# A pattern appearing in the powers of $\phi$

Alaa Nasr 07/11/2018 at 22:47. 3 answers, 625 views

\begin{align} \phi^5 &= 11,\underline{0}901699\cdots\\ \phi^6 &= 17,\underline{9}44271\cdots\\ \phi^7 &= 29,\underline{6}34441\cdots\\ \phi^8 &= 46,\underline{9}7871\cdots\\ \phi^9 &= 76,\underline{0}1315 \cdots\\ \phi^{10} &= 122,\underline{99}18\cdots\\ \phi^{11} &= 199,\underline{00}502\cdots\\ \phi^{12} &= 321,\underline{99}6894\cdots\\ \phi^{13} &= 521,\underline{00}191\cdots\\ \phi^{14} &= 842,\underline{99}881\cdots\\ \phi^{15} &= 1364,\underline{000}73\cdots\\ \phi^{16} &= 2206,\underline{999}54\cdots\\ \end{align}

Why there is a $0$ $9$ patterns in the powers of the golden ratio

orlp 07/11/2018 at 23:09.

This can be seen from the following formula:

$$L_n = \varphi^n + \frac{1}{(-\varphi)^n}$$

Where $L_n$ are the Lucas numbers, which are integers. Because the term $\dfrac{1}{(-\varphi)^n}$ alternates between a tiny positive and negative value, we see that $\varphi^n$ must be just barely below or above an integer - hence the $.0$ and $.9$ pattern.

lulu 07/11/2018 at 23:19.

$\phi$ is the larger root of $$x^2-x-1=0$$

It's conjugate root is: $$\overline {\phi}=\frac {1-\sqrt 5}2\approx -0.61803$$

From the quadratic, we see that the sequence $$\{a_n\}=\{\phi^n +\bar {\phi}^n\}$$ satisfies the Fibonacci recursion: $$a_{n+1}=a_n+a_{n-1}\quad a_1=1\quad a_2=3$$

Of course $\bar {\phi}^n\to 0$ for large $n$ so we must have that $\phi^n$ is nearly an integer for large $n$. since $\bar {\phi}^n$ alternates sign we see the pattern you have noticed.

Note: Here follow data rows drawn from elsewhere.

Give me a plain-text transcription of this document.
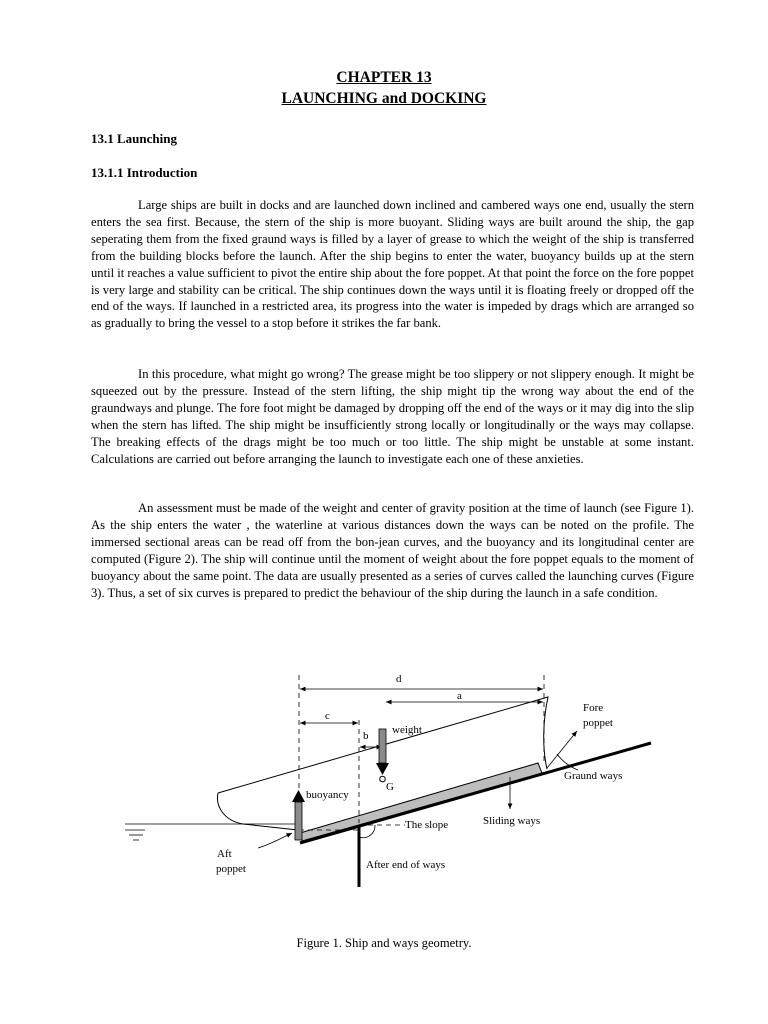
CHAPTER 13
LAUNCHING and DOCKING
13.1 Launching
13.1.1 Introduction

Large ships are built in docks and are launched down inclined and cambered ways one end, usually the stern enters the sea first. Because, the stern of the ship is more buoyant. Sliding ways are built around the ship, the gap seperating them from the fixed graund ways is filled by a layer of grease to which the weight of the ship is transferred from the building blocks before the launch. After the ship begins to enter the water, buoyancy builds up at the stern until it reaches a value sufficient to pivot the entire ship about the fore poppet. At that point the force on the fore poppet is very large and stability can be critical. The ship continues down the ways until it is floating freely or dropped off the end of the ways. If launched in a restricted area, its progress into the water is impeded by drags which are arranged so as gradually to bring the vessel to a stop before it strikes the far bank.

In this procedure, what might go wrong? The grease might be too slippery or not slippery enough. It might be squeezed out by the pressure. Instead of the stern lifting, the ship might tip the wrong way about the end of the graundways and plunge. The fore foot might be damaged by dropping off the end of the ways or it may dig into the slip when the stern has lifted. The ship might be insufficiently strong locally or longitudinally or the ways may collapse. The breaking effects of the drags might be too much or too little. The ship might be unstable at some instant. Calculations are carried out before arranging the launch to investigate each one of these anxieties.

An assessment must be made of the weight and center of gravity position at the time of launch (see Figure 1). As the ship enters the water , the waterline at various distances down the ways can be noted on the profile. The immersed sectional areas can be read off from the bon-jean curves, and the buoyancy and its longitudinal center are computed (Figure 2). The ship will continue until the moment of weight about the fore poppet equals to the moment of buoyancy about the same point. The data are usually presented as a series of curves called the launching curves (Figure 3). Thus, a set of six curves is prepared to predict the behaviour of the ship during the launch in a safe condition.

d
a
c
b weight
G
Fore
poppet
Graund ways
buoyancy
Sliding ways
The slope
Aft
poppet	After end of ways
Figure 1. Ship and ways geometry.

RayDansh 07/12/2018 at 09:55.

I cannot provide an explanation for why the $0$ and $9$ patterns appear, but I can give an explanation of why it seems like the powers converge to integers.

If you visit the following website: http://www.maths.surrey.ac.uk/hosted-sites/R.Knott/Fibonacci/phigits.html

Based on the special properties of $\phi$ (I won't prove it here),

$$\phi^2 -\phi^{-2} = 3,\\\phi^3 -\phi^{-3} = 4,\\\phi^4 -\phi^{-4} = 7,\\\phi^5 -\phi^{-5} = 11\\\cdots$$

It should be evident that as the exponent increases, the second term in each expression will converge to zero, and the entire expression converges to a number.